N° 956 18/12/2025  La désindustrialisation de la France fait l'objet d'une littérature abondante et de plus en plus d'articles de presse y sont consacrés. De ce point de vue le titre de l'article du journal Les Echos du 10 décembre : "La désindustrialisation s'accélère, 165 sites sur la sellette depuis septembre." illustre bien la gravité de la situation.
Tous les observateurs et analystes font le même constat sur fond d'une situation déjà profondément dégradée. C'est ce que note aussi France Inter le 9 décembre1. La CGT pour sa part, recense dans l'industrie2 483 PSE, soit 107 562 emplois menacés ou supprimés. Si l’on ajoute les emplois indirects et induits - sous-traitance, services, commerces environnants - ce sont 200 000 à 300 000 emplois qui seraient détruits en deux ans. 

Si tout le monde a en tête, la récente liquidation judiciaire de Brandt et ses 700 licenciements ou Arcelor Mittal avec des fermetures de sites, il faut y ajouter, qu'à bas bruit ce sont des centaines d'emplois qui, chaque semaine, disparaissent dans des petites et moyennes entreprises. Nous nous faisons l'écho de cette réalité chaque semaine dans notre résumé économique et social publié dans le e-Communistes-Hebdo.

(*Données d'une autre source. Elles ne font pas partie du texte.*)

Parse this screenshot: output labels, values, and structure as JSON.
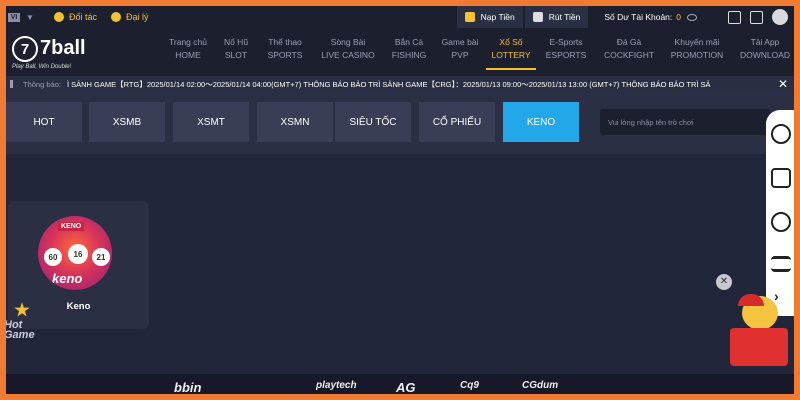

Si le constat de la désindustrialisation est donc largement partagé, les raisons profondes de cette situation restent largement masquées. En revanche, sont évoqués avec insistance, en vrac : la concurrence déloyale et surtout chinoise, la politique de l'offre qui diminue la demande, le coût de la force de travail trop élevé, des règles trop faciles favorables aux licenciements... Si toutes ces causes méritent réflexion afin de les analyser voire les contester, les grandes absentes parmi les causes sont les politiques gouvernementales de gauche ou de droite qui répondent aux exigences du capital. Celles de la réalisation des profits et de l'accumulation du capital, dans un contexte d'une crise systémique d'exploitation capitaliste au sein de l'impérialisme, où les affrontements se développent et s'exacerbent pour le contrôle des matières premières, des marchés, des voies de communications et de la force de travail.
Nous pointons bien là, l'essentiel : la responsabilité d'un système, le capitalisme et nous posons la question clairement, celle de sa capacité à répondre aux besoins des travailleurs et des peuples. Tous les peuples ont besoin de développer une activité industrielle non pas pour se garantir un moyen de puissance et d’asservissement des autres peuples mais pour garantir son autonomie relative, pilier de la démocratie populaire.
C'est pourquoi de notre point de vue, il faut comprendre les ressorts profonds de cette crise de désindustrialisation et cela d'un point de vue de classe. Cette démarche vise à armer la classe des travailleurs dans son combat quotidien contre les fermetures d'entreprises et les licenciements. Elle vise en même temps à créer les conditions, dans la lutte, d'une élévation de la conscience de classe et de l'organisation de la classe afin de combattre le capitalisme jusqu'à l'abattre et créer les conditions de l'émergence d'une société socialiste débarrassée de l'exploitation de l'Homme par l'Homme. Le 21 mars à Paris3 notre Parti Révolutionnaire Communistes prend l'initiative d'un débat sur ces questions de la réindustrialisation que nous qualifions : " d'un combat de classe vital pour le changement de société." Des initiatives régionales préparatoires sont déjà programmées en région : Normandie le 10 février et Île-de-France le 14 février.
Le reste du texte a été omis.